Dix ans après l’une des pires crises financières de l’histoire, les subprimes font à nouveau parler d’eux. Mais cette fois, c’est le financement à crédit des automobiles qui menace…

Tous les ingrédients sont réunis pour une nouvelle débâcle, selon Bloomberg. L’achat d’une automobile à crédit est devenu la norme. Et l’utilisation des subprimes, ces papiers commerciaux adossés à des actifs non bancaires, est elle aussi monnaie courante.

Depuis 2009, le montant des subprimes liés aux prêts automobiles et cédés aux investisseurs aux États-Unis a été multiplié par dix, passant de 2,5 à 26 milliards de dollars américains.

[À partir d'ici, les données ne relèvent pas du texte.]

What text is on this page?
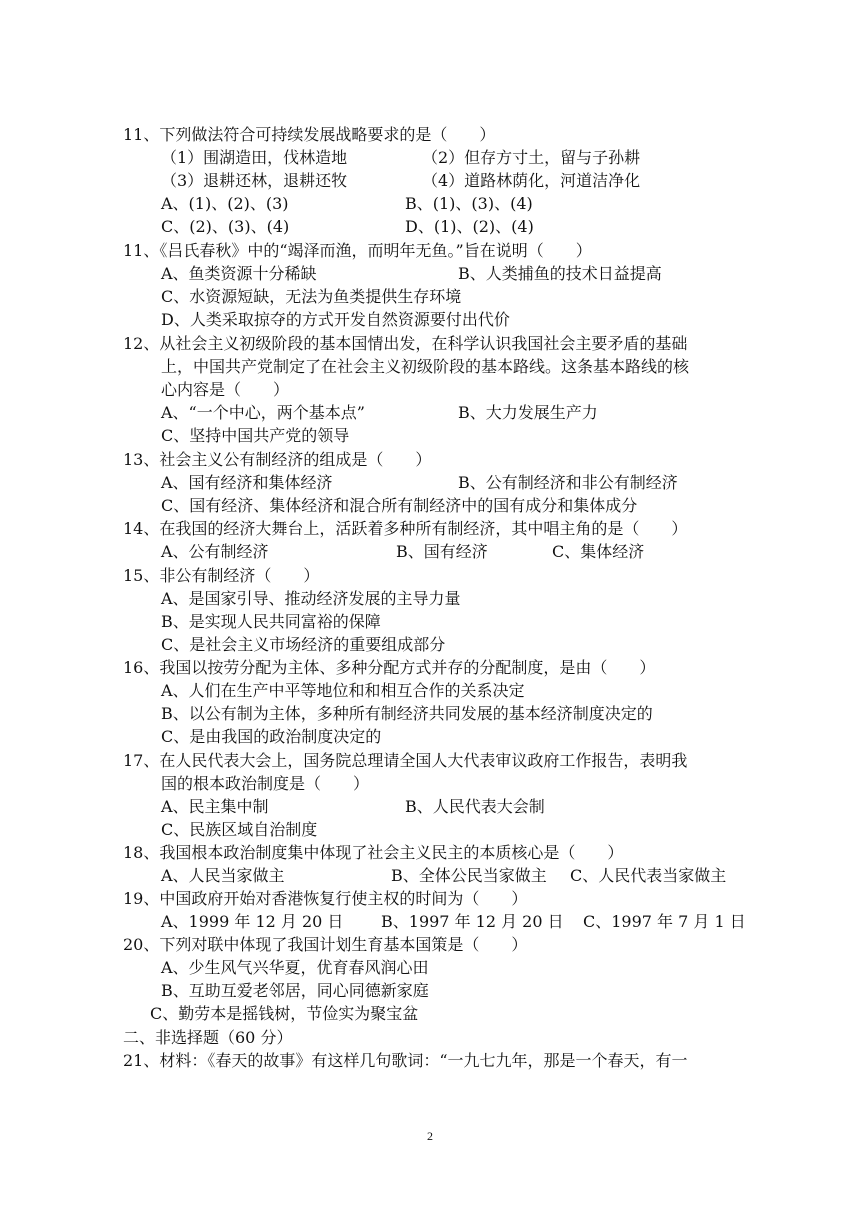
11、下列做法符合可持续发展战略要求的是（　　）
（1）围湖造田，伐林造地	（2）但存方寸土，留与子孙耕
（3）退耕还林，退耕还牧	（4）道路林荫化，河道洁净化
A、(1)、(2)、(3)	B、(1)、(3)、(4)
C、(2)、(3)、(4)	D、(1)、(2)、(4)
11、《吕氏春秋》中的“竭泽而渔，而明年无鱼。”旨在说明（　　）
A、鱼类资源十分稀缺	B、人类捕鱼的技术日益提高
C、水资源短缺，无法为鱼类提供生存环境
D、人类采取掠夺的方式开发自然资源要付出代价
12、从社会主义初级阶段的基本国情出发，在科学认识我国社会主要矛盾的基础
上，中国共产党制定了在社会主义初级阶段的基本路线。这条基本路线的核
心内容是（　　）
A、“一个中心，两个基本点”	B、大力发展生产力
C、坚持中国共产党的领导
13、社会主义公有制经济的组成是（　　）
A、国有经济和集体经济	B、公有制经济和非公有制经济
C、国有经济、集体经济和混合所有制经济中的国有成分和集体成分
14、在我国的经济大舞台上，活跃着多种所有制经济，其中唱主角的是（　　）
A、公有制经济	B、国有经济	C、集体经济
15、非公有制经济（　　）
A、是国家引导、推动经济发展的主导力量
B、是实现人民共同富裕的保障
C、是社会主义市场经济的重要组成部分
16、我国以按劳分配为主体、多种分配方式并存的分配制度，是由（　　）
A、人们在生产中平等地位和和相互合作的关系决定
B、以公有制为主体，多种所有制经济共同发展的基本经济制度决定的
C、是由我国的政治制度决定的
17、在人民代表大会上，国务院总理请全国人大代表审议政府工作报告，表明我
国的根本政治制度是（　　）
A、民主集中制	B、人民代表大会制
C、民族区域自治制度
18、我国根本政治制度集中体现了社会主义民主的本质核心是（　　）
A、人民当家做主	B、全体公民当家做主 C、人民代表当家做主
19、中国政府开始对香港恢复行使主权的时间为（　　）
A、1999 年 12 月 20 日 B、1997 年 12 月 20 日 C、1997 年 7 月 1 日
20、下列对联中体现了我国计划生育基本国策是（　　）
A、少生风气兴华夏，优育春风润心田
B、互助互爱老邻居，同心同德新家庭
C、勤劳本是摇钱树，节俭实为聚宝盆
二、非选择题（60 分）
21、材料：《春天的故事》有这样几句歌词：“一九七九年，那是一个春天，有一
2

Parallèlement, le taux de défaut de paiement des crédits (90 jours ou plus) est passé de 3,10 % à 3,82% au cours des trois dernières années.

CRÉDIT TROP FACILE

Pour illustrer le problème, Bloomberg cite l’exemple du partenariat entre le groupe automobile Fiat Chrysler et la banque Santander. Celle-ci n’aurait vérifié les revenus que de 10 % de ceux qui ont contracté des prêts automobiles, dont la majeure partie a servi à financer l’achat de véhicules de marque Chrysler.

Ces prêts ont ensuite été inclus dans un papier commercial d’un milliard de dollars, lui-même cédé sur les marchés, selon la firme Moody’s, citée par Bloomberg.

Sans compter que plusieurs concessionnaires automobiles fermeraient les yeux sur les faibles revenus des acheteurs-emprunteurs en vue d’écouler davantage de véhicules neufs.

Ces papiers commerciaux offrent de bons rendements, de l’ordre de 5 %, précise Bloomberg. Mais jusqu’à quand les investisseurs fermeront-ils à leur tour les yeux sur les risques adossés à ces subprimes?

VENDEURS PEU SCRUPULEUX

Santander a récemment accepté une entente de 26 millions de dollars avec les États du Massachusetts et du Delaware, après que ses pratiques dans le domaine du crédit automobile eurent été remises en question.

La banque n’a ni confirmé ni nié avoir mal agi, bien que le procureur général lui reproche de permettre à des vendeurs peu scrupuleux de vendre des véhicules à des acheteurs incapables de rembourser leur prêt. Pire, un rapport interne de Santander émis en 2013 révèle que 10 des 11 demandes de prêts automobiles d’un concessionnaire du Massachusetts analysées présentent des sources de revenus gonflées ou invérifiables, selon les autorités américaines.

Bloomberg note que les mêmes ingrédients sont réunis qu’en 2007 : des prêts trop faciles, des défaillances précoces et des fraudes. Toutefois, le marché du crédit automobile n’est pas aussi vaste que celui du prêt immobilier. La probabilité d’une crise majeure serait donc bien moindre.